Every way must be explored to stimulate out-of-box thinking whether through information sharing, greater collaboration across teams and offices, giving new experiences and contacting people from other disciplines. A creative idea can come from anywhere – not just in doing client tasks. A regulated and siloed environment is among the biggest impediments to creativity. 

Advertising agencies went through a similar learning curve. The model adopted was that of having a central creative team that drives ideation for various client servicing teams. But this does not mean that client servicing teams wash their hands off ideation since they understand the client’s requirements, communication strategy and constraints better than anyone else. In fact, the job of risk-testing the idea is primarily that of the servicing team.

What better testament to the success of this model than the fact that most advertising agencies are personified by their creative heads.

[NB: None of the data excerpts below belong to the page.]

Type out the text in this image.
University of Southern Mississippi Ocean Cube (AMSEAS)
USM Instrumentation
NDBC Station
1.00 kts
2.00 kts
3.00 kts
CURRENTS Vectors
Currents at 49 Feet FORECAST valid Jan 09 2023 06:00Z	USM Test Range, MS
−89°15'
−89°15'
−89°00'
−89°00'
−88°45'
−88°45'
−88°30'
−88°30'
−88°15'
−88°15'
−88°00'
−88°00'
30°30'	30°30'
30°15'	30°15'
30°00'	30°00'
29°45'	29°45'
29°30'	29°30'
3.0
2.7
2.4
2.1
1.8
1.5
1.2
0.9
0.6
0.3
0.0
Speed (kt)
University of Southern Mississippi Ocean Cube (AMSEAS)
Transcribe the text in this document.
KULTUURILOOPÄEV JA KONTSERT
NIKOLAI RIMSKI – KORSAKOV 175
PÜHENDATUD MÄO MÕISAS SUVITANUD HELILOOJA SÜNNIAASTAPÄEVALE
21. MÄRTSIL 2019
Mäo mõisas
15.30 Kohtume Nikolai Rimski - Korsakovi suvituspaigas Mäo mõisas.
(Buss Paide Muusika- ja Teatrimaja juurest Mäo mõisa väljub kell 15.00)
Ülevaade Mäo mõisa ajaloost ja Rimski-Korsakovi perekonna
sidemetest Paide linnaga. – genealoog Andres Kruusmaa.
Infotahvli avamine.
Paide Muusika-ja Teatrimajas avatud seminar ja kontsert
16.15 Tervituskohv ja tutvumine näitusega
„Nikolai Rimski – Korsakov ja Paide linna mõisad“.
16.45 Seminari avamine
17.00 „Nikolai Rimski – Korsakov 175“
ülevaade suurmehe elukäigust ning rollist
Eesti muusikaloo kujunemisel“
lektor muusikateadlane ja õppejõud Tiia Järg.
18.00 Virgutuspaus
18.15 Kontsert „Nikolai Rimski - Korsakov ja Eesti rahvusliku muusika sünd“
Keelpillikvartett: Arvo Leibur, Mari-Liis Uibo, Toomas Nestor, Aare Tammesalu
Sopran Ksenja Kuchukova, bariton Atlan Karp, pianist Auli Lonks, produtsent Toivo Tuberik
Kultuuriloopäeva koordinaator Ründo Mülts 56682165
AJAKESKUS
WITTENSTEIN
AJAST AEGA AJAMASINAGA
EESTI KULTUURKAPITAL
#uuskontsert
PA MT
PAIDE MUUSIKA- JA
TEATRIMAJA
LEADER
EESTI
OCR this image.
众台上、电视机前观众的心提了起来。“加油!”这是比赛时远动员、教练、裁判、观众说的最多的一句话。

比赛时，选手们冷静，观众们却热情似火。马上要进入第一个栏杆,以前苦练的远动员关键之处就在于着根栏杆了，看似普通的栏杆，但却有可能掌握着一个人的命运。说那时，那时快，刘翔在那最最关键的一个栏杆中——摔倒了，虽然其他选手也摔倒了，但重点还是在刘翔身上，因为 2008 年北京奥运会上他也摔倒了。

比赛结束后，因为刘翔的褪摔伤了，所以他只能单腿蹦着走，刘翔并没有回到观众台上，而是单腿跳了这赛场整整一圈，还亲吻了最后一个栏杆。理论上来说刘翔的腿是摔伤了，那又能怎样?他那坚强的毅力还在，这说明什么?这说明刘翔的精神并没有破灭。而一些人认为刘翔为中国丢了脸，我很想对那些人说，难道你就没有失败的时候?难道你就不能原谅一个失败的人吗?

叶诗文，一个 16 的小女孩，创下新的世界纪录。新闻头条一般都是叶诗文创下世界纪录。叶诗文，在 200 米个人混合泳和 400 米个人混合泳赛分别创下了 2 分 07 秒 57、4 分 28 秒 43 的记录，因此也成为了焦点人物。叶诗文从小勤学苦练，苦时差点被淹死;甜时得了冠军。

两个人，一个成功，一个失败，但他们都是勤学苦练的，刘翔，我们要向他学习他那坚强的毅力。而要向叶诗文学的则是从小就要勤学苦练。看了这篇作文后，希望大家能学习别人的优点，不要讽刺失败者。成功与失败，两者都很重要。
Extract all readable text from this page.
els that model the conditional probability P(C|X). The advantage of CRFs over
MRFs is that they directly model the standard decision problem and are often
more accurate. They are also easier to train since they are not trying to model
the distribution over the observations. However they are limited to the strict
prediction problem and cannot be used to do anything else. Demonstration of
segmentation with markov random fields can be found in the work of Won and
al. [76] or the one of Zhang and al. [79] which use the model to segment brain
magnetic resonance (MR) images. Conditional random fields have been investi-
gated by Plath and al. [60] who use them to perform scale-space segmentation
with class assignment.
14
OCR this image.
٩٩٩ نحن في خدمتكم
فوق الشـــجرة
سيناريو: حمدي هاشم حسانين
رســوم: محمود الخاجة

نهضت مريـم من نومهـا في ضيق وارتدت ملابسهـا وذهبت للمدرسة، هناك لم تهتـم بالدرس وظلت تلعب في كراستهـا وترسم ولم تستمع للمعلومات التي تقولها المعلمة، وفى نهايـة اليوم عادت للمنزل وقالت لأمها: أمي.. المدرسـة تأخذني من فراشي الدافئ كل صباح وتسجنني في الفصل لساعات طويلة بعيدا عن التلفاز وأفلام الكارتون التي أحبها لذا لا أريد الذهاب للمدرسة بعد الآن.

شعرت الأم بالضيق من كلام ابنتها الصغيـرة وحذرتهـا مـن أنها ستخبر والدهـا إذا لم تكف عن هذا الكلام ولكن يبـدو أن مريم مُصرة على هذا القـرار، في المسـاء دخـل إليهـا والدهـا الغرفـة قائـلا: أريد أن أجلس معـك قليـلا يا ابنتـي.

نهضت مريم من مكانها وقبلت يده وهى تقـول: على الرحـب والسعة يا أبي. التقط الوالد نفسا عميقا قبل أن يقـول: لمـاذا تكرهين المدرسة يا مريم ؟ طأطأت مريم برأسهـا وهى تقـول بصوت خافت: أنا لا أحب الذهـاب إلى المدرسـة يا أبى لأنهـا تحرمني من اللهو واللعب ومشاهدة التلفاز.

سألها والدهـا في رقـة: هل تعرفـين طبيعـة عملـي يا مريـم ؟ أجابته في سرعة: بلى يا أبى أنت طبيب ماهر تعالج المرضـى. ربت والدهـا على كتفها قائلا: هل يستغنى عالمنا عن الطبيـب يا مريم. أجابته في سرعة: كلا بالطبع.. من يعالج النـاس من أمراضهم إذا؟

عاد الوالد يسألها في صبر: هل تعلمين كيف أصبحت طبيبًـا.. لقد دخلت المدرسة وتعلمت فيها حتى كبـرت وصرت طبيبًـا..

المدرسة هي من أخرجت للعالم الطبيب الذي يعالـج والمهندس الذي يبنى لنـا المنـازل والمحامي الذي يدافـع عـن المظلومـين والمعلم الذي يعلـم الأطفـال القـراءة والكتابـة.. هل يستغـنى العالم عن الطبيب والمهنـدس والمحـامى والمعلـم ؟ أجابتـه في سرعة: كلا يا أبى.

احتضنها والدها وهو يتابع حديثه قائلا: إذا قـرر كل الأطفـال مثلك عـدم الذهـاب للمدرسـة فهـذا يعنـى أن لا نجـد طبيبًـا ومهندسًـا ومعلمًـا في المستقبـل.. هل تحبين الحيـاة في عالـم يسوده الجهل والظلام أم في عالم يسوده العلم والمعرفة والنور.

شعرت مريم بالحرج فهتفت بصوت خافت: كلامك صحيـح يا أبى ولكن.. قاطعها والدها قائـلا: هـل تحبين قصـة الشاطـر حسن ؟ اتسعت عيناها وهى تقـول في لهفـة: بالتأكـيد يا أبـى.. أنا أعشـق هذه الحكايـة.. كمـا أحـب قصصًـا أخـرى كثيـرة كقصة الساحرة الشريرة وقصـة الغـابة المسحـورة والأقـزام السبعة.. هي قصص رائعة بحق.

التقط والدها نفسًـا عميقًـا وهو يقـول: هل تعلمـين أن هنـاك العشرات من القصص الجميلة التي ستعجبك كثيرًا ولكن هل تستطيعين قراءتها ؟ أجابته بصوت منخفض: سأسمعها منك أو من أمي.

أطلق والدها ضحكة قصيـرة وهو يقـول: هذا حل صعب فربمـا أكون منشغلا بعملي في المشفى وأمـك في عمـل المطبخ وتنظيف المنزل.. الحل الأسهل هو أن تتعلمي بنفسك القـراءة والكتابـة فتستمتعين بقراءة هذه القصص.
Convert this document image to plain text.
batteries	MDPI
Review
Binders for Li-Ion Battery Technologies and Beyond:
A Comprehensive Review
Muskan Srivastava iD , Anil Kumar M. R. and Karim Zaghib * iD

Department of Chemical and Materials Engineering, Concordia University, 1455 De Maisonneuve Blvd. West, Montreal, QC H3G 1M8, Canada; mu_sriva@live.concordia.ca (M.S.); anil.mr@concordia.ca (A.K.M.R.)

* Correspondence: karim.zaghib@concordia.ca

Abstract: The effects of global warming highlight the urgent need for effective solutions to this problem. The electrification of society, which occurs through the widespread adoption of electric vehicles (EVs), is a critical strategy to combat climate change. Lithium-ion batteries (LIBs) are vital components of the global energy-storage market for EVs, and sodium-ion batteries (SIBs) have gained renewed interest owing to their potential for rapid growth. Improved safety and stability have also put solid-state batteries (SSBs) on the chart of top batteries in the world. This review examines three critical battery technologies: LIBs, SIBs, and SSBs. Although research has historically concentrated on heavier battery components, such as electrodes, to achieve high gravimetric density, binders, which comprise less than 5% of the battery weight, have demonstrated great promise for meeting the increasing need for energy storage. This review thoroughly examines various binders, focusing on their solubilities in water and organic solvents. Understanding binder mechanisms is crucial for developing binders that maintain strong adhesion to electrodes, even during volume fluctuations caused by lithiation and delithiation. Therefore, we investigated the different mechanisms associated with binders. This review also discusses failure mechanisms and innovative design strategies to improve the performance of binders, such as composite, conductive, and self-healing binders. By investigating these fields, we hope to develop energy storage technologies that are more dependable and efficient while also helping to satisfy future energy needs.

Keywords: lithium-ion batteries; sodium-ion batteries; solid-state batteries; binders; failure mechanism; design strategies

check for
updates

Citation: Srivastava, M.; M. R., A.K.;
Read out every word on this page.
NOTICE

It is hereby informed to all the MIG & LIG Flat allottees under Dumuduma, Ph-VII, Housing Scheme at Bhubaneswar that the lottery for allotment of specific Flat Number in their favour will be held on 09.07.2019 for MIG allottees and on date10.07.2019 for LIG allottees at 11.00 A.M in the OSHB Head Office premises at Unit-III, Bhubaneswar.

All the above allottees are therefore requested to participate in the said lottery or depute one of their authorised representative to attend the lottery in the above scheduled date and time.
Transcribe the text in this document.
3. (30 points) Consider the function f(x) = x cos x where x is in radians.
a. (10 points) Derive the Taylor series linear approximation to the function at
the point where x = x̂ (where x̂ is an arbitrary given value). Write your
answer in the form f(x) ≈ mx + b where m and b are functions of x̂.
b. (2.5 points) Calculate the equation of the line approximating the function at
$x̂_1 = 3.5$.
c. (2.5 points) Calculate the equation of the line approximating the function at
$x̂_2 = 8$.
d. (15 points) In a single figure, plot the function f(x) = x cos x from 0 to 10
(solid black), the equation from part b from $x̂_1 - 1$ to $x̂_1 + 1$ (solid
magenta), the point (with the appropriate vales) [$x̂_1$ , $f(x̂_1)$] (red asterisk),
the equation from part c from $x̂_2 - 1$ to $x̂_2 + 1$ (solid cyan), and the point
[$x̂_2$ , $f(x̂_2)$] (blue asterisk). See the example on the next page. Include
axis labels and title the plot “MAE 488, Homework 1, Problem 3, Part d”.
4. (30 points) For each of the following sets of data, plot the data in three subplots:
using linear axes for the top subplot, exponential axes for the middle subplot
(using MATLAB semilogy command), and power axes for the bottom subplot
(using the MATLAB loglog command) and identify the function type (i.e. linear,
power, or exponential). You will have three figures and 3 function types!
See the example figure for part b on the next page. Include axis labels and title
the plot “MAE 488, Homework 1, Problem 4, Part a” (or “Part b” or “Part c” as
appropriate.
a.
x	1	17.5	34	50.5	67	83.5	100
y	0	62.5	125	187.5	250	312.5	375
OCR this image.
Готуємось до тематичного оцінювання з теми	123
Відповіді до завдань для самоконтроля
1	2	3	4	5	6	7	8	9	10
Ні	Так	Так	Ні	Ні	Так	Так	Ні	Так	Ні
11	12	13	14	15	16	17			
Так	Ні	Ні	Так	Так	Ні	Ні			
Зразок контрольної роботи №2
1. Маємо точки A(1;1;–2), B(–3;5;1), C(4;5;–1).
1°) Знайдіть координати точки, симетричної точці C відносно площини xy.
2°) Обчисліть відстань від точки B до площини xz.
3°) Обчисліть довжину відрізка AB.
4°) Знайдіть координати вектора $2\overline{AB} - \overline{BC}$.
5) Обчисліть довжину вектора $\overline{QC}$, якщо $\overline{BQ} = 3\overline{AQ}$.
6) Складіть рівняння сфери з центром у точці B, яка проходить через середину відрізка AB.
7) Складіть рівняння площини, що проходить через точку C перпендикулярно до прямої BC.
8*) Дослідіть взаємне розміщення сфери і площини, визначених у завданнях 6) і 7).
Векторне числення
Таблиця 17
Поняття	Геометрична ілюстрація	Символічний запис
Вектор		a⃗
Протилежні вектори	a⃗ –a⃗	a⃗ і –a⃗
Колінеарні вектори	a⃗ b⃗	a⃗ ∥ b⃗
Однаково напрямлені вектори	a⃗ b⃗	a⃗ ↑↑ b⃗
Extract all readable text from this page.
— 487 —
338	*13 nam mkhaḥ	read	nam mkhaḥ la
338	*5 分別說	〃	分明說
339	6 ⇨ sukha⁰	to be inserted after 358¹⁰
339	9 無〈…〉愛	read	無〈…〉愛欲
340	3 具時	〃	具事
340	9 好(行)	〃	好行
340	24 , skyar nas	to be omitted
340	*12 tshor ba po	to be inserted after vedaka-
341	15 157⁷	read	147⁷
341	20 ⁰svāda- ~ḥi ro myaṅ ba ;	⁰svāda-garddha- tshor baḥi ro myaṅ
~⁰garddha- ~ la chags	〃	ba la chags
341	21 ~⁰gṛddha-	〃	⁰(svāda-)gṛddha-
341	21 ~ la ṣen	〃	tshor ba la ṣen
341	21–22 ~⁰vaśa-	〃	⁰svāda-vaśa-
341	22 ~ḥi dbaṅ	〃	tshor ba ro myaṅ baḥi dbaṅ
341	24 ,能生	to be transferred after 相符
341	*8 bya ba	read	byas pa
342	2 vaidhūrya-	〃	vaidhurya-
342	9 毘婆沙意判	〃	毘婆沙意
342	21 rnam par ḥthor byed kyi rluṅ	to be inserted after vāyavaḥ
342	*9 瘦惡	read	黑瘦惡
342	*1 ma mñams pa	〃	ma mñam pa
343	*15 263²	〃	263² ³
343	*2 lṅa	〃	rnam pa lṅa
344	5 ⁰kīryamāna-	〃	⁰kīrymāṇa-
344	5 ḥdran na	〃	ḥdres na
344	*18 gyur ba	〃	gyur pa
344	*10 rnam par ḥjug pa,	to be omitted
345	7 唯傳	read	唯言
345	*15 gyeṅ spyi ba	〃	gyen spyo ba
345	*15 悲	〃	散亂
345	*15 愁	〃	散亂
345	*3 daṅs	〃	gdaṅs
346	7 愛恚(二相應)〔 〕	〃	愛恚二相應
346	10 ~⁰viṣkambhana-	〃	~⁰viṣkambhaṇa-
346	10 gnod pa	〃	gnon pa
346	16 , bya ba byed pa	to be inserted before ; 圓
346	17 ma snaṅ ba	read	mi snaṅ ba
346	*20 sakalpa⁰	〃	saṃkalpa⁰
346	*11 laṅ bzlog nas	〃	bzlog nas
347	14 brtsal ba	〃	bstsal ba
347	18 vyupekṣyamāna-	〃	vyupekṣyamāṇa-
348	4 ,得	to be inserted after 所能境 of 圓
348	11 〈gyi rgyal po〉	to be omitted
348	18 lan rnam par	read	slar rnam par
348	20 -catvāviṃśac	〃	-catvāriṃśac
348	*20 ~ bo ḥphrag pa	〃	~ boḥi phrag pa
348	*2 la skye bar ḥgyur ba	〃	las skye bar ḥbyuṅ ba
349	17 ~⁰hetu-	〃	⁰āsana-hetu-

Perhaps P.R. agencies need to try out this tested model. There is already a move in this direction as P.R. firms appoint Chief Creative Officers with the purpose of forming a core creative team.

But again, this is no silver bullet. If firms do not motivate all employees, be it in client servicing or creative team, to take risk and be bold in their ideas, the purpose would be defeated.

To take advantage of this new structure, P.R. consultants need to redefine their remit beyond churning out media stories or adding fans to a brand’s Facebook page. If they want to challenge the perceived strength of advertising agencies in creativity, they need to lead integrated campaigns with the idea at the heart of the campaign.

As traditional P.R. and digital communications become increasingly commoditized, creativity is taking centrestage. It’s for the agencies to decide if they are ready to change – by weeding out the old complacent model to one that facilitates and incentivizes creativity at every level and at every step. P.R practitioners need to ask themselves - How long will the industry live in status quo? How long will they work within a limited remit defined by others? How long will they be scared to stick their necks out for a big idea owing to the fear of failure?

In an interesting case, my team once lost a pitch because the client felt that we were being too bold. The in-house executive said that while he loved the thinking, he would never be able to get a buy-in for these ideas from his management. My team did not have an iota of regret for what we presented.

When the subject is creativity, who can be more inspiring than Steve Jobs. In Jobs’ words – “Don't be trapped by dogma - which is living with the results of other people's thinking. Don't let the noise of other's opinions drown out your own inner voice. And most important, have the courage to follow your heart and intuition. They somehow already know what you truly want to become. Everything else is secondary.”

2 comments:

  1. Received a comment via e-mail from Surekha Pillai (@surekhapillai) who has advised clients on creative ideas for P.R. campaigns. Thought it would be good to share with all.

    Comment from Surekha...

    Tarun,
    This has been a pet peeve for long. While the problem may be systemic, the solution is intrinsic and partly lies in your blog name! From personal experience and what I have seen of accomplished communications professionals, those who take on more accountability and care for their personal credibility are naturally more passionate and creative. Those who don't care much for these attributes languish in mediocrity. The other problem is that many also tend to believe creativity lies only in big ideas and fat budgets - it doesn't. When we truly care about our work and how it reflects on our credibility, we would make time to inject creativity in small little things that take up all our time - how we draft the briefing book, write the release, make a pitch, manage an event or even build a checklist. These little things and how you constantly challenge yourself eventually lead up to big ideas, when the client and your firm start appreciating your value add. This is also more practical than waiting for that systemic change to change oneself.